The musical is set in the grandeur of Jackie Siegel’s world and told through her lens. “She’s kind of this exotic bird amongst normal birds,” says Cowan, describing the supporting characters who flesh out the vision, including a fleet of builders, plastic surgeons and her own family. “You really play off the contrast throughout the show. To show that she’s so deep in the non-reality of what she’s after.”
Case in point: Jackie’s construction site costume is a bright green bedazzled and fringed short jumpsuit with matching high-heel boots, and a bedazzled orange hard hat bearing a rhinestone “J.” “She’s brimming with the vision, even though everything’s still plaster boards and steel girders,” Cowan says. “She is living the fantasy no matter what, and she’s focused on building that brand of Queen of Versailles.”
When Siegel pays a visit to the real Versailles in the show, she travels in full Parisian cosplay, complete with a beret and a — fake — Birkin bag rendered as the French flag with blue, white and red rhinestones. “It’s just everything you could imagine an overly excited American tourist visiting Versailles would wear,” Cowan says, as the bag is displayed on a chair surrounded by other accessories and ephemera from the show, placed during load-in and waiting to be relocated to the costume shop backstage.
A few of Siegel’s outfits in the show do reflect reality: the hot pink fitted gown with gold “Queen of Versailles” sash is a riff of the dress that Jackie wears in her Sundance documentary, and there’s a version of Siegel’s actual wedding dress.
”You want to epitomize the character, and you also want to make it Broadway friendly. We amp it up a little bit, while also being respectful and genuine to the character who’s going to sit there and watch it,” says Cowan, adding that he got an approving cosign from Siegel herself. “We are kind of cut from the same fabric of the things we love,” he adds.
In the lead-up to creating the costumes, Cowan visited Siegel at her Orlando, Fla., home and got a tour of her closet, which features two floors, a bed, paintings everywhere and a stripper pole.
“It was a massive inspiration to be able to delve into her closet,” Cowan says. “She’s a lover of texture, which I really tried to show in this show. She’s a lover of animal prints and tweeds and crystals and feathers, and she loves maximalism.”

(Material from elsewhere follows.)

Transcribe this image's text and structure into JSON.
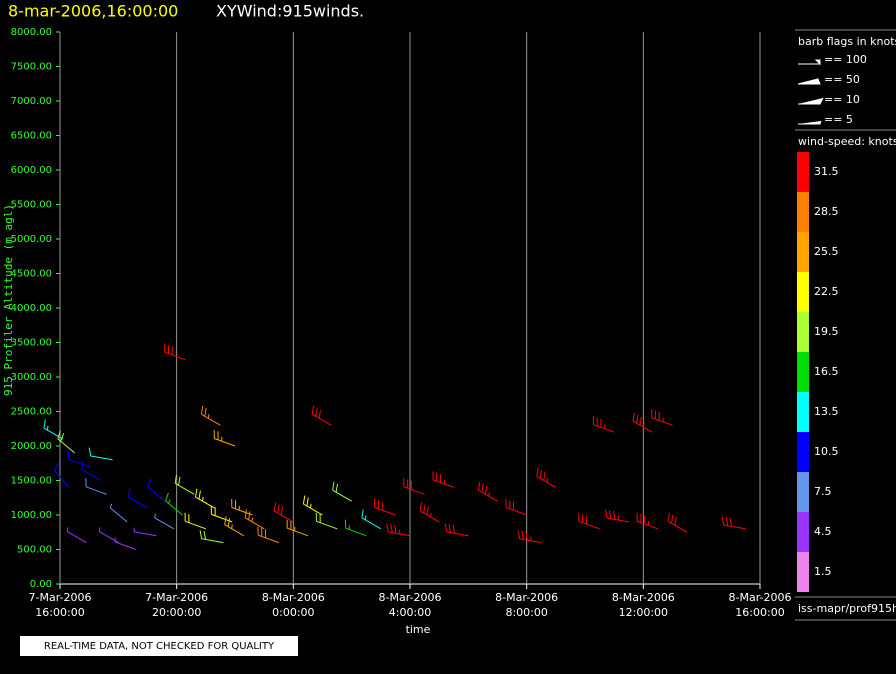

Outfits span high to low, with 2000s-coded denim shorts, tank tops with exposed neon bra straps and platform flip-flops. “I wanted to toe the line of reflecting the real-life character and her intricacies that we have come to love from studying her, but then also making sure that applies to Kristin. And then also making sure it works on stage,” he says. “You see her in many different time periods throughout the show, and so I really wanted them to feel believable and real.”
In addition to spanning Siegel’s more sartorially demure younger years, the musical also takes a detour into a totally different period: the 18th-century world of Marie Antoinette’s French court. “Two periods, and somehow the 2000s feel more jarring than that,” says Cowan, adding that creating those ornate period costumes were a project highlight.
After the Boston debut last summer, Cowan has been fine-tuning the looks in anticipation of its Broadway run, leaning into more of a high-low sartorial contrast, and eliminating some of Siegel’s more fashion-forward looks.
“None of the outfits can be too chic or too fashionable, because that isn’t the character,” Cowan says. “She’s a lover of fashion. She’s a lover of luxury, but it’s not someone who’s editing everything perfectly. So that was also something that I wanted to tweak and be like, no — we need to put more wild necklaces with that outfit, or giant pendants.”
Just like the House of Versailles, it’s still a work in progress.